Speakers suggested that the setting for the controversy was complex, making the situation difficult to fully defuse. While the dispute, panelists asserted, appears to be a simple face-off between the Western right to free speech and the traditional Islamic reverence for the Prophet Muhammad, the story is far more complicated.

Muslims’ feelings of powerlessness are only exacerbated by the uneasiness with which they are viewed by majority populations after the Madrid and London bombings, panelists said. Instantaneous communication and global economic ties have compressed time and made the world smaller, ensuring that speeches delivered in one nation can be viewed almost immediately in another, where cultural and social differences heighten the possibility of misunderstanding.

Freedom of speech, a foundational Western value, means something different in different nations, Schauer said. The United States protects most forms of speech, including hate speech by fringe groups like the Ku Klux Klan. But such broad protections for the freedom of speech are not in place in most European democracies, Schauer said.

Schauer and other panelists agreed, however, that though the laws against hate speech are similar across Europe, their enforcement varies widely, with Denmark among the most liberal in its views of freedom of speech.

Panelists reminded the audience that even in the face of widespread rioting, it’s dangerous to generalize. Most Muslims were not involved in rioting and the rioting took different forms in different countries, with some coordinated by the government, some opposed by the government, and some directed at the government. Schauer said it’s also wrong to indict the media for the incident, pointing out that, even in the United States, where the freedom of speech has greater legal protections, the vast majority of publications and media outlets – with some notable exceptions – chose not to print the offending cartoons.

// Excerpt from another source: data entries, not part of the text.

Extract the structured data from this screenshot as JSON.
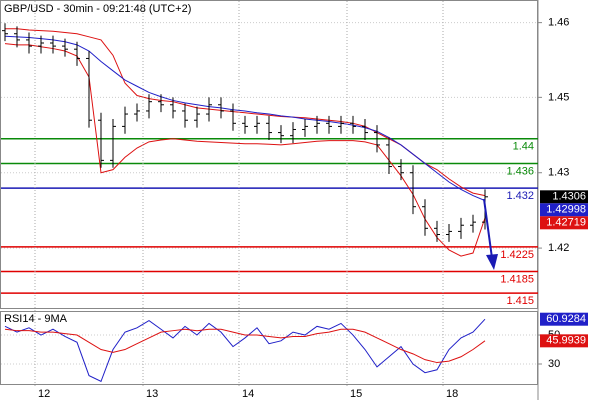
{
  "chart_data": [
    {
      "type": "ohlc",
      "title": "GBP/USD - 30min - 09:21:48 (UTC+2)",
      "open": [
        1.4575,
        1.457,
        1.456,
        1.455,
        1.4555,
        1.455,
        1.4545,
        1.453,
        1.443,
        1.4365,
        1.442,
        1.444,
        1.4445,
        1.446,
        1.4455,
        1.4445,
        1.443,
        1.444,
        1.4455,
        1.4445,
        1.4425,
        1.442,
        1.4425,
        1.441,
        1.4405,
        1.4415,
        1.442,
        1.4425,
        1.442,
        1.4425,
        1.442,
        1.441,
        1.439,
        1.4355,
        1.4345,
        1.429,
        1.4255,
        1.4245,
        1.425,
        1.426,
        1.4265
      ],
      "high": [
        1.4587,
        1.4582,
        1.4572,
        1.4567,
        1.4567,
        1.4562,
        1.4557,
        1.4542,
        1.4442,
        1.4432,
        1.4452,
        1.4457,
        1.4472,
        1.4472,
        1.4467,
        1.4457,
        1.4452,
        1.4467,
        1.4467,
        1.4457,
        1.4437,
        1.4437,
        1.4437,
        1.4422,
        1.4427,
        1.4432,
        1.4437,
        1.4437,
        1.4437,
        1.4437,
        1.4432,
        1.4422,
        1.4402,
        1.4367,
        1.4357,
        1.4302,
        1.4267,
        1.4262,
        1.4272,
        1.4277,
        1.4318
      ],
      "low": [
        1.4558,
        1.4548,
        1.4538,
        1.4538,
        1.4538,
        1.4533,
        1.4518,
        1.4418,
        1.4353,
        1.4353,
        1.4408,
        1.4428,
        1.4433,
        1.4443,
        1.4433,
        1.4418,
        1.4418,
        1.4428,
        1.4433,
        1.4413,
        1.4408,
        1.4408,
        1.4398,
        1.4393,
        1.4393,
        1.4403,
        1.4408,
        1.4408,
        1.4408,
        1.4408,
        1.4398,
        1.4378,
        1.4343,
        1.4333,
        1.4278,
        1.4243,
        1.4233,
        1.4233,
        1.4238,
        1.4248,
        1.4253
      ],
      "close": [
        1.457,
        1.456,
        1.455,
        1.4555,
        1.455,
        1.4545,
        1.453,
        1.443,
        1.4365,
        1.442,
        1.444,
        1.4445,
        1.446,
        1.4455,
        1.4445,
        1.443,
        1.444,
        1.4455,
        1.4445,
        1.4425,
        1.442,
        1.4425,
        1.441,
        1.4405,
        1.4415,
        1.442,
        1.4425,
        1.442,
        1.4425,
        1.442,
        1.441,
        1.439,
        1.4355,
        1.4345,
        1.429,
        1.4255,
        1.4245,
        1.425,
        1.426,
        1.4265,
        1.4306
      ],
      "bar_color": "#000000",
      "close_box_color": "#000000",
      "series": [
        {
          "color": "#dd1111",
          "label_last": false,
          "values": [
            1.4578,
            1.4578,
            1.4576,
            1.4575,
            1.4574,
            1.4572,
            1.457,
            1.4565,
            1.456,
            1.4535,
            1.449,
            1.447,
            1.4465,
            1.4462,
            1.446,
            1.4455,
            1.445,
            1.4448,
            1.4446,
            1.4444,
            1.4442,
            1.444,
            1.4438,
            1.4436,
            1.4435,
            1.4434,
            1.4432,
            1.443,
            1.4428,
            1.4425,
            1.442,
            1.441,
            1.44,
            1.439,
            1.4375,
            1.436,
            1.435,
            1.4335,
            1.4322,
            1.4312,
            1.4308
          ]
        },
        {
          "color": "#2020c8",
          "label_last": true,
          "values": [
            1.4566,
            1.4565,
            1.4564,
            1.4562,
            1.456,
            1.4557,
            1.4552,
            1.4542,
            1.4525,
            1.451,
            1.4495,
            1.4485,
            1.4475,
            1.4468,
            1.4462,
            1.4458,
            1.4455,
            1.4452,
            1.445,
            1.4447,
            1.4445,
            1.4442,
            1.444,
            1.4437,
            1.4435,
            1.4432,
            1.443,
            1.4428,
            1.4425,
            1.4422,
            1.4418,
            1.4412,
            1.4402,
            1.439,
            1.4375,
            1.436,
            1.4345,
            1.433,
            1.4318,
            1.4308,
            1.42998
          ]
        },
        {
          "color": "#dd1111",
          "label_last": true,
          "values": [
            1.4554,
            1.4552,
            1.4552,
            1.4549,
            1.4546,
            1.4542,
            1.4534,
            1.45,
            1.4345,
            1.435,
            1.437,
            1.4385,
            1.4395,
            1.4398,
            1.44,
            1.4398,
            1.4396,
            1.4395,
            1.4394,
            1.4393,
            1.4392,
            1.4392,
            1.4391,
            1.439,
            1.4392,
            1.4394,
            1.4396,
            1.4397,
            1.4397,
            1.4397,
            1.4395,
            1.439,
            1.4365,
            1.434,
            1.431,
            1.427,
            1.424,
            1.422,
            1.421,
            1.4215,
            1.42719
          ]
        }
      ],
      "levels": [
        {
          "value": 1.44,
          "color": "#0a8a0a"
        },
        {
          "value": 1.436,
          "color": "#0a8a0a"
        },
        {
          "value": 1.432,
          "color": "#1a1ab4"
        },
        {
          "value": 1.4225,
          "color": "#e00000"
        },
        {
          "value": 1.4185,
          "color": "#e00000"
        },
        {
          "value": 1.415,
          "color": "#e00000"
        }
      ],
      "ylim": [
        1.4126,
        1.4623
      ],
      "yticks": [
        {
          "value": 1.4588,
          "label": "1.46"
        },
        {
          "value": 1.4467,
          "label": "1.45"
        },
        {
          "value": 1.4345,
          "label": "1.43"
        },
        {
          "value": 1.4223,
          "label": "1.42"
        }
      ],
      "grid": true
    },
    {
      "type": "line",
      "title": "RSI14 - 9MA",
      "categories": [
        null,
        null,
        null,
        "12",
        null,
        null,
        null,
        null,
        null,
        null,
        null,
        null,
        "13",
        null,
        null,
        null,
        null,
        null,
        null,
        null,
        "14",
        null,
        null,
        null,
        null,
        null,
        null,
        null,
        null,
        "15",
        null,
        null,
        null,
        null,
        null,
        null,
        null,
        "18",
        null,
        null,
        null
      ],
      "series": [
        {
          "color": "#2020c8",
          "label_last": true,
          "values": [
            56,
            52,
            55,
            50,
            54,
            49,
            45,
            22,
            18,
            40,
            52,
            55,
            60,
            54,
            48,
            56,
            50,
            58,
            52,
            42,
            48,
            55,
            44,
            46,
            52,
            50,
            56,
            54,
            58,
            50,
            40,
            28,
            35,
            42,
            30,
            24,
            26,
            40,
            48,
            52,
            60.9284
          ]
        },
        {
          "color": "#dd1111",
          "label_last": true,
          "values": [
            54,
            53,
            53,
            52,
            52,
            51,
            50,
            45,
            40,
            38,
            40,
            44,
            48,
            52,
            53,
            54,
            53,
            54,
            54,
            52,
            50,
            50,
            49,
            48,
            49,
            49,
            51,
            52,
            54,
            54,
            52,
            48,
            44,
            40,
            37,
            33,
            31,
            32,
            35,
            40,
            45.9939
          ]
        }
      ],
      "ylim": [
        15.5,
        65.9
      ],
      "yticks": [
        30,
        50
      ],
      "grid": true
    }
  ]
}
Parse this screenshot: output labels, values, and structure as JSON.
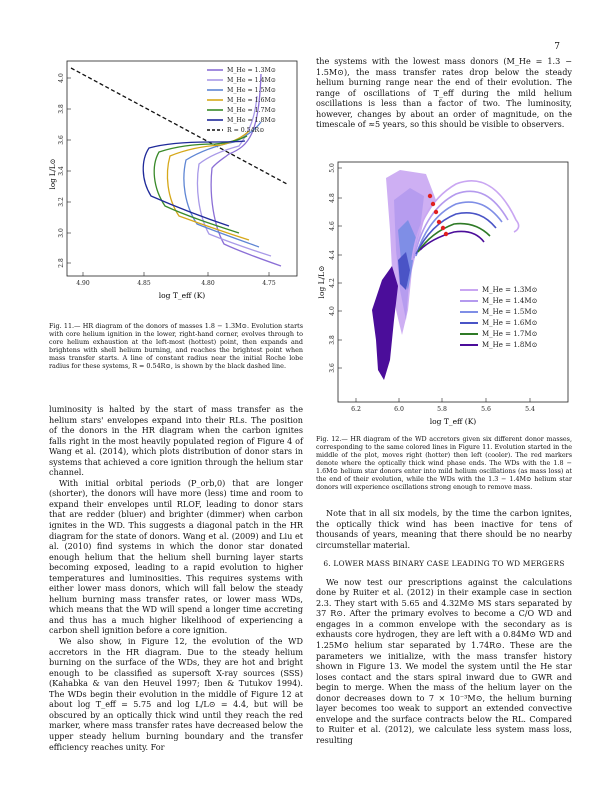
{
  "page_number": "7",
  "figure11": {
    "ylabel": "log L/L⊙",
    "xlabel": "log T_eff (K)",
    "xticks": [
      "4.90",
      "4.85",
      "4.80",
      "4.75"
    ],
    "yticks": [
      "4.0",
      "3.8",
      "3.6",
      "3.4",
      "3.2",
      "3.0",
      "2.8"
    ],
    "legend": [
      "M_He = 1.3M⊙",
      "M_He = 1.4M⊙",
      "M_He = 1.5M⊙",
      "M_He = 1.6M⊙",
      "M_He = 1.7M⊙",
      "M_He = 1.8M⊙",
      "R = 0.54R⊙"
    ],
    "colors": [
      "#8b6fd6",
      "#a99ae8",
      "#5f86d4",
      "#d6a81a",
      "#3a8a2a",
      "#1f2a9a",
      "#111111"
    ],
    "caption": "Fig. 11.— HR diagram of the donors of masses 1.8 − 1.3M⊙. Evolution starts with core helium ignition in the lower, right-hand corner, evolves through to core helium exhaustion at the left-most (hottest) point, then expands and brightens with shell helium burning, and reaches the brightest point when mass transfer starts. A line of constant radius near the initial Roche lobe radius for these systems, R = 0.54R⊙, is shown by the black dashed line."
  },
  "figure12": {
    "ylabel": "log L/L⊙",
    "xlabel": "log T_eff (K)",
    "xticks": [
      "6.2",
      "6.0",
      "5.8",
      "5.6",
      "5.4"
    ],
    "yticks": [
      "5.0",
      "4.8",
      "4.6",
      "4.4",
      "4.2",
      "4.0",
      "3.8",
      "3.6"
    ],
    "legend": [
      "M_He = 1.3M⊙",
      "M_He = 1.4M⊙",
      "M_He = 1.5M⊙",
      "M_He = 1.6M⊙",
      "M_He = 1.7M⊙",
      "M_He = 1.8M⊙"
    ],
    "colors": [
      "#c9a6f2",
      "#b49aee",
      "#7f8ee6",
      "#4a54c6",
      "#2f7a26",
      "#4b0d9a"
    ],
    "caption": "Fig. 12.— HR diagram of the WD accretors given six different donor masses, corresponding to the same colored lines in Figure 11. Evolution started in the middle of the plot, moves right (hotter) then left (cooler). The red markers denote where the optically thick wind phase ends. The WDs with the 1.8 − 1.6M⊙ helium star donors enter into mild helium oscillations (as mass loss) at the end of their evolution, while the WDs with the 1.3 − 1.4M⊙ helium star donors will experience oscillations strong enough to remove mass."
  },
  "left_column": [
    "luminosity is halted by the start of mass transfer as the helium stars' envelopes expand into their RLs. The position of the donors in the HR diagram when the carbon ignites falls right in the most heavily populated region of Figure 4 of Wang et al. (2014), which plots distribution of donor stars in systems that achieved a core ignition through the helium star channel.",
    "With initial orbital periods (P_orb,0) that are longer (shorter), the donors will have more (less) time and room to expand their envelopes until RLOF, leading to donor stars that are redder (bluer) and brighter (dimmer) when carbon ignites in the WD. This suggests a diagonal patch in the HR diagram for the state of donors. Wang et al. (2009) and Liu et al. (2010) find systems in which the donor star donated enough helium that the helium shell burning layer starts becoming exposed, leading to a rapid evolution to higher temperatures and luminosities. This requires systems with either lower mass donors, which will fall below the steady helium burning mass transfer rates, or lower mass WDs, which means that the WD will spend a longer time accreting and thus has a much higher likelihood of experiencing a carbon shell ignition before a core ignition.",
    "We also show, in Figure 12, the evolution of the WD accretors in the HR diagram. Due to the steady helium burning on the surface of the WDs, they are hot and bright enough to be classified as supersoft X-ray sources (SSS) (Kahabka & van den Heuvel 1997; Iben & Tutukov 1994). The WDs begin their evolution in the middle of Figure 12 at about log T_eff = 5.75 and log L/L⊙ = 4.4, but will be obscured by an optically thick wind until they reach the red marker, where mass transfer rates have decreased below the upper steady helium burning boundary and the transfer efficiency reaches unity. For"
  ],
  "right_column_top": "the systems with the lowest mass donors (M_He = 1.3 − 1.5M⊙), the mass transfer rates drop below the steady helium burning range near the end of their evolution. The range of oscillations of T_eff during the mild helium oscillations is less than a factor of two. The luminosity, however, changes by about an order of magnitude, on the timescale of ≈5 years, so this should be visible to observers.",
  "right_column_after_fig": "Note that in all six models, by the time the carbon ignites, the optically thick wind has been inactive for tens of thousands of years, meaning that there should be no nearby circumstellar material.",
  "section_heading": "6. LOWER MASS BINARY CASE LEADING TO WD MERGERS",
  "section_text": "We now test our prescriptions against the calculations done by Ruiter et al. (2012) in their example case in section 2.3. They start with 5.65 and 4.32M⊙ MS stars separated by 37 R⊙. After the primary evolves to become a C/O WD and engages in a common envelope with the secondary as is exhausts core hydrogen, they are left with a 0.84M⊙ WD and 1.25M⊙ helium star separated by 1.74R⊙. These are the parameters we initialize, with the mass transfer history shown in Figure 13. We model the system until the He star loses contact and the stars spiral inward due to GWR and begin to merge. When the mass of the helium layer on the donor decreases down to 7 × 10⁻³M⊙, the helium burning layer becomes too weak to support an extended convective envelope and the surface contracts below the RL. Compared to Ruiter et al. (2012), we calculate less system mass loss, resulting"
}
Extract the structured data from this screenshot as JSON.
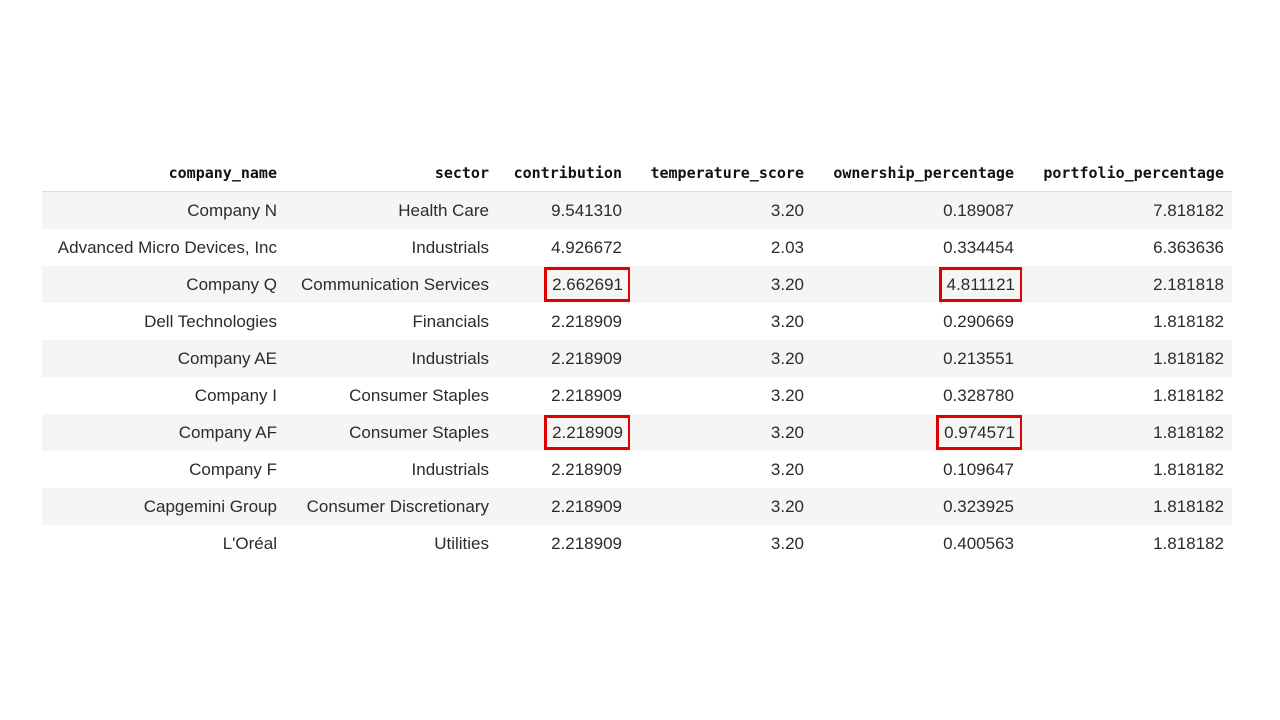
{
  "table": {
    "columns": [
      "company_name",
      "sector",
      "contribution",
      "temperature_score",
      "ownership_percentage",
      "portfolio_percentage"
    ],
    "rows": [
      {
        "company_name": "Company N",
        "sector": "Health Care",
        "contribution": "9.541310",
        "temperature_score": "3.20",
        "ownership_percentage": "0.189087",
        "portfolio_percentage": "7.818182"
      },
      {
        "company_name": "Advanced Micro Devices, Inc",
        "sector": "Industrials",
        "contribution": "4.926672",
        "temperature_score": "2.03",
        "ownership_percentage": "0.334454",
        "portfolio_percentage": "6.363636"
      },
      {
        "company_name": "Company Q",
        "sector": "Communication Services",
        "contribution": "2.662691",
        "temperature_score": "3.20",
        "ownership_percentage": "4.811121",
        "portfolio_percentage": "2.181818"
      },
      {
        "company_name": "Dell Technologies",
        "sector": "Financials",
        "contribution": "2.218909",
        "temperature_score": "3.20",
        "ownership_percentage": "0.290669",
        "portfolio_percentage": "1.818182"
      },
      {
        "company_name": "Company AE",
        "sector": "Industrials",
        "contribution": "2.218909",
        "temperature_score": "3.20",
        "ownership_percentage": "0.213551",
        "portfolio_percentage": "1.818182"
      },
      {
        "company_name": "Company I",
        "sector": "Consumer Staples",
        "contribution": "2.218909",
        "temperature_score": "3.20",
        "ownership_percentage": "0.328780",
        "portfolio_percentage": "1.818182"
      },
      {
        "company_name": "Company AF",
        "sector": "Consumer Staples",
        "contribution": "2.218909",
        "temperature_score": "3.20",
        "ownership_percentage": "0.974571",
        "portfolio_percentage": "1.818182"
      },
      {
        "company_name": "Company F",
        "sector": "Industrials",
        "contribution": "2.218909",
        "temperature_score": "3.20",
        "ownership_percentage": "0.109647",
        "portfolio_percentage": "1.818182"
      },
      {
        "company_name": "Capgemini Group",
        "sector": "Consumer Discretionary",
        "contribution": "2.218909",
        "temperature_score": "3.20",
        "ownership_percentage": "0.323925",
        "portfolio_percentage": "1.818182"
      },
      {
        "company_name": "L'Oréal",
        "sector": "Utilities",
        "contribution": "2.218909",
        "temperature_score": "3.20",
        "ownership_percentage": "0.400563",
        "portfolio_percentage": "1.818182"
      }
    ],
    "highlighted_cells": [
      {
        "row": 2,
        "column": "contribution"
      },
      {
        "row": 2,
        "column": "ownership_percentage"
      },
      {
        "row": 6,
        "column": "contribution"
      },
      {
        "row": 6,
        "column": "ownership_percentage"
      }
    ],
    "highlight_color": "#e00000"
  }
}
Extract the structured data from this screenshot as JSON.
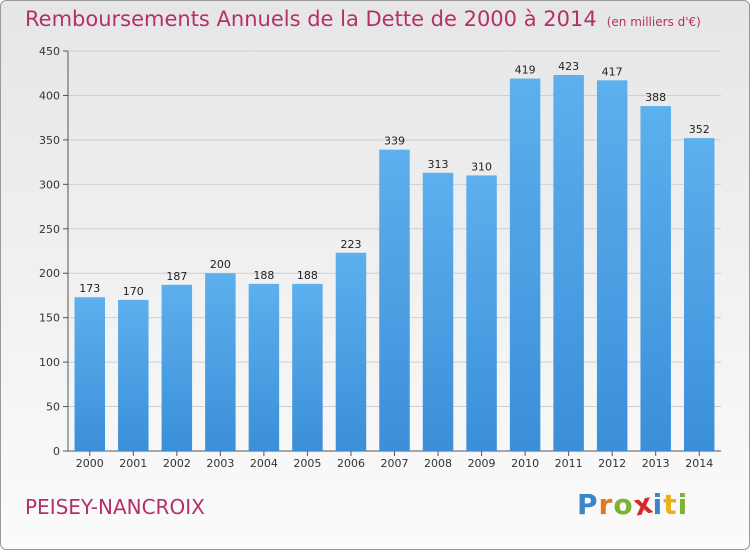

“Let’s not forget the huge number of publications that did not publish the cartoons,” Schauer said.

The discussion was sponsored by several groups, including the Kennedy School’s Religion and Public Policy Leadership Council, the Muslim Caucus, the European Caucus, the Middle East Caucus, and the Jewish Muslim Dialogue. It was also sponsored by Harvard’s Alliance for Justice in the Middle East, Society of Arab Students, Harvard Law School’s Muslim Law Student Association, and the Harvard Islamic Society.